Handle for a lazily evaluated boolean column view.

Column views do not actually exist - they will be lazily evaluated when necessary.

They can be used to take subselection of the data frame or to update other columns.

Example:
import numpy as np

import getml.data as data
import getml.engine as engine
import getml.data.roles as roles

# ----------------

engine.set_project("examples")

# ----------------
# Create a data frame from a JSON string

json_str = """{
    "names": ["patrick", "alex", "phil", "ulrike"],
    "column_01": [2.4, 3.0, 1.2, 1.4],
    "join_key": ["0", "1", "2", "3"],
    "time_stamp": ["2019-01-01", "2019-01-02", "2019-01-03", "2019-01-04"]
}"""

my_df = data.DataFrame(
    "MY DF",
    roles={
        "unused_string": ["names", "join_key", "time_stamp"],
        "unused_float": ["column_01"]}
).read_json(
    json_str
)

# ----------------

names = my_df["names"]

# This is a virtual boolean column.
a_or_p_in_names = names.contains("p") | names.contains("a")

# Creates a view containing
# only those entries, where "names" contains a or p.
my_view = my_df[a_or_p_in_names]

# ----------------

# Returns a new column, where all names
# containing "rick" are replaced by "Patrick".
# Again, columns are immutable - this returns an updated
# version, but leaves the original column unchanged.
new_names = names.update(names.contains("rick"), "Patrick")
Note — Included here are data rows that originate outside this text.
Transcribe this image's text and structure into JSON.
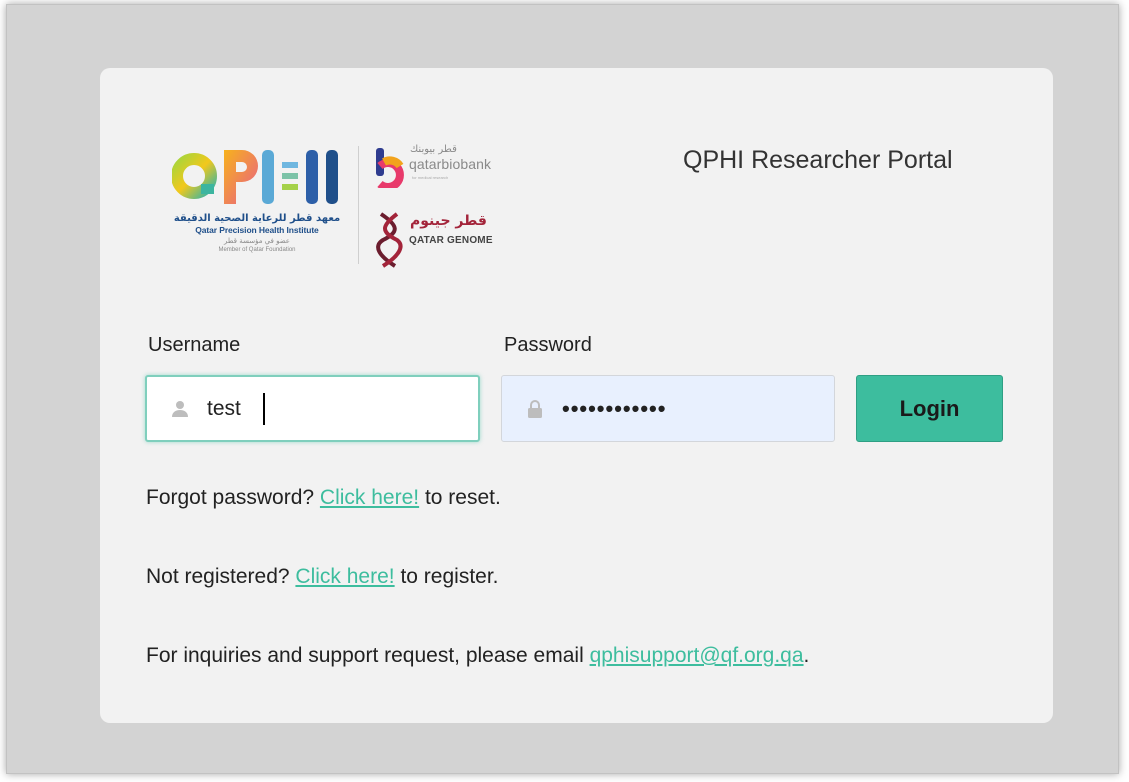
{
  "logos": {
    "qphi": {
      "wordmark": "QPHI",
      "arabic_name": "معهد قطر للرعاية الصحية الدقيقة",
      "english_name": "Qatar Precision Health Institute",
      "arabic_member": "عضو في مؤسسة قطر",
      "member_text": "Member of Qatar Foundation"
    },
    "qatar_biobank": {
      "arabic_name": "قطر بيوبنك",
      "english_name": "qatarbiobank",
      "tagline": "for medical research"
    },
    "qatar_genome": {
      "arabic_name": "قطر جينوم",
      "english_name": "QATAR GENOME"
    }
  },
  "portal_title": "QPHI Researcher Portal",
  "form": {
    "username_label": "Username",
    "username_value": "test",
    "password_label": "Password",
    "password_value": "testpassword",
    "login_label": "Login"
  },
  "links": {
    "forgot_prefix": "Forgot password? ",
    "forgot_link": "Click here!",
    "forgot_suffix": " to reset.",
    "register_prefix": "Not registered? ",
    "register_link": "Click here!",
    "register_suffix": " to register.",
    "support_prefix": "For inquiries and support request, please email ",
    "support_email": "qphisupport@qf.org.qa",
    "support_suffix": "."
  },
  "colors": {
    "accent": "#3dbd9e",
    "card_background": "#f2f2f2",
    "page_background": "#d3d3d3",
    "password_field_background": "#e8f0fe",
    "qphi_blue": "#1f4f8a",
    "genome_red": "#a3243a"
  },
  "icons": {
    "username": "user-icon",
    "password": "lock-icon"
  }
}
my_df["new_names"] = new_names

# ----------------

# Boolean columns can also be used to
# create binary target variables.
target = (names == "phil")

my_df["target"] = target
my_df.set_role(target, roles.target)

# By the way, instead of using the
# __setitem__ operator and .set_role(...)
# you can just use .add(...).
my_df.add(target, "target", roles.target)

Methods

as_num()

Transforms the boolean column into a numerical column

as_str()

Transforms column to a string.

is_false()

Whether an entry is False - effectively inverts the Boolean column.

to_numpy()

Transform column to numpy.ndarray

Attributes

last_change

The last time any of the underlying data frames has been changed.

length

The length of the column (number of rows in the data frame).